Avez-vous privilégié des recrutements féminins dans votre société ?
S. E.-M. : Oui. Tous les postes clefs dans ma structure sont occupés par des femmes. Nous sommes également engagés avec la Fondation des femmes. C’est important pour moi que tout le monde soit logé à la même enseigne et que la vie personnelle n’ait pas de lien avec la vie professionnelle.
Avez-vous des conseils à donner aux femmes qui voudraient se lancer dans l’entrepreneuriat ?
S. E.-M. : Oui. Premièrement penser à bien se rémunérer et à prendre en compte ses propres contraintes.
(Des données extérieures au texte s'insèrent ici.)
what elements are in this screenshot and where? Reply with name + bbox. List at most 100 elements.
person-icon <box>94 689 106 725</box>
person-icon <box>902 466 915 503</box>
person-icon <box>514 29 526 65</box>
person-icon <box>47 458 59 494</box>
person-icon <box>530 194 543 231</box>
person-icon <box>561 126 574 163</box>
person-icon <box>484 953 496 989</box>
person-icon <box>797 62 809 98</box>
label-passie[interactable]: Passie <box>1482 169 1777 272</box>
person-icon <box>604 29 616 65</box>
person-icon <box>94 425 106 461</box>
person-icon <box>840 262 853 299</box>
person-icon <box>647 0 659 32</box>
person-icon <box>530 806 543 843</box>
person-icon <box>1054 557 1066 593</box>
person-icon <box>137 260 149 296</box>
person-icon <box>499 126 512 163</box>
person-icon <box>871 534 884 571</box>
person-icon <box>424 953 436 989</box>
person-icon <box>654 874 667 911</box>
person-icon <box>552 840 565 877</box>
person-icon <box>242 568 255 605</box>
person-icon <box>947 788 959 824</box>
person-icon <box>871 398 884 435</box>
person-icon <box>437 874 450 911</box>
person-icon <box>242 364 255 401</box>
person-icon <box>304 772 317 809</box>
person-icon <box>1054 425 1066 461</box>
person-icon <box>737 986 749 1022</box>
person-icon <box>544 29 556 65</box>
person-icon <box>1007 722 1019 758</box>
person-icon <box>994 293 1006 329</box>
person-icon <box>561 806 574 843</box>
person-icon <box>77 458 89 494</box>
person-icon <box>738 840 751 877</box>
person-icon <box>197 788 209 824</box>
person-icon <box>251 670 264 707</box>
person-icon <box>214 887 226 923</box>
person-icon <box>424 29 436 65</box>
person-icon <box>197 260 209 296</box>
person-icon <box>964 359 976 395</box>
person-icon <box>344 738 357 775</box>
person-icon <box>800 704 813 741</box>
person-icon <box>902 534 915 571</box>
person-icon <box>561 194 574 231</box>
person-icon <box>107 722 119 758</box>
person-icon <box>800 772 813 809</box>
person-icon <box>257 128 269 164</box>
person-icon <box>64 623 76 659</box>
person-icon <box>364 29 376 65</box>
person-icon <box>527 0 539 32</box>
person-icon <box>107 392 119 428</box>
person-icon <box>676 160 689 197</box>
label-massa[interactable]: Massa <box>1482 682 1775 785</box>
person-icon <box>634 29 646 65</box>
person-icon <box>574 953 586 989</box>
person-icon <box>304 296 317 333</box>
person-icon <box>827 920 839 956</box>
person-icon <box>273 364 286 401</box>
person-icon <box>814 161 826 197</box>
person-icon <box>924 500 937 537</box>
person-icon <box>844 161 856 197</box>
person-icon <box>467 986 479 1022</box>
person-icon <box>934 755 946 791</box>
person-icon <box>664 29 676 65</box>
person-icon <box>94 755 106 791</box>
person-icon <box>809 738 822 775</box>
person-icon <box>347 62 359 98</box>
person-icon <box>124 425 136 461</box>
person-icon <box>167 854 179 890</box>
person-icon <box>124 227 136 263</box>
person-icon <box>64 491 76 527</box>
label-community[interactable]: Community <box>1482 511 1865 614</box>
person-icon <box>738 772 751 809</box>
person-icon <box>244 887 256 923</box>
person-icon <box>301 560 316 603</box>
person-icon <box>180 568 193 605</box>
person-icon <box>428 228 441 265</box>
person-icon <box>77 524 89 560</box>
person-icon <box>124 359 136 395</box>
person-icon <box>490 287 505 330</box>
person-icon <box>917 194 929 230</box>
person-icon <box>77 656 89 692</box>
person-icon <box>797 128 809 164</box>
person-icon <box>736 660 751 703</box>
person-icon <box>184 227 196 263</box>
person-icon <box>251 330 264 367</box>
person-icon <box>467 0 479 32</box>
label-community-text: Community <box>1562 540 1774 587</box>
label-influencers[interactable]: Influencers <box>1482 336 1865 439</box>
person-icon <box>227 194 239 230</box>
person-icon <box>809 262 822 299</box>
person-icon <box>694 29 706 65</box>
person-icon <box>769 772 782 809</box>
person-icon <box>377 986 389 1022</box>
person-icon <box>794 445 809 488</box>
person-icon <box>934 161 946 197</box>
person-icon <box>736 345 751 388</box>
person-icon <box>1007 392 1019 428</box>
C’est très important de ne pas se retrouver en burn-out ou en conflit avec sa propre vie personnelle. Il est aussi primordial de bien s’organiser pour que toutes nos contraintes soient intégrées à l’entrepreneuriat. Il faut que ce critère soit absolument non négociable. Je dirais également qu’il faut oser, ne pas écouter ses craintes et surtout ne pas avoir le syndrome de l’imposteur parce qu’on est une femme. Souvent on se créée soi-même ses propres freins. Il faut avoir de l’audace au même titre que les hommes.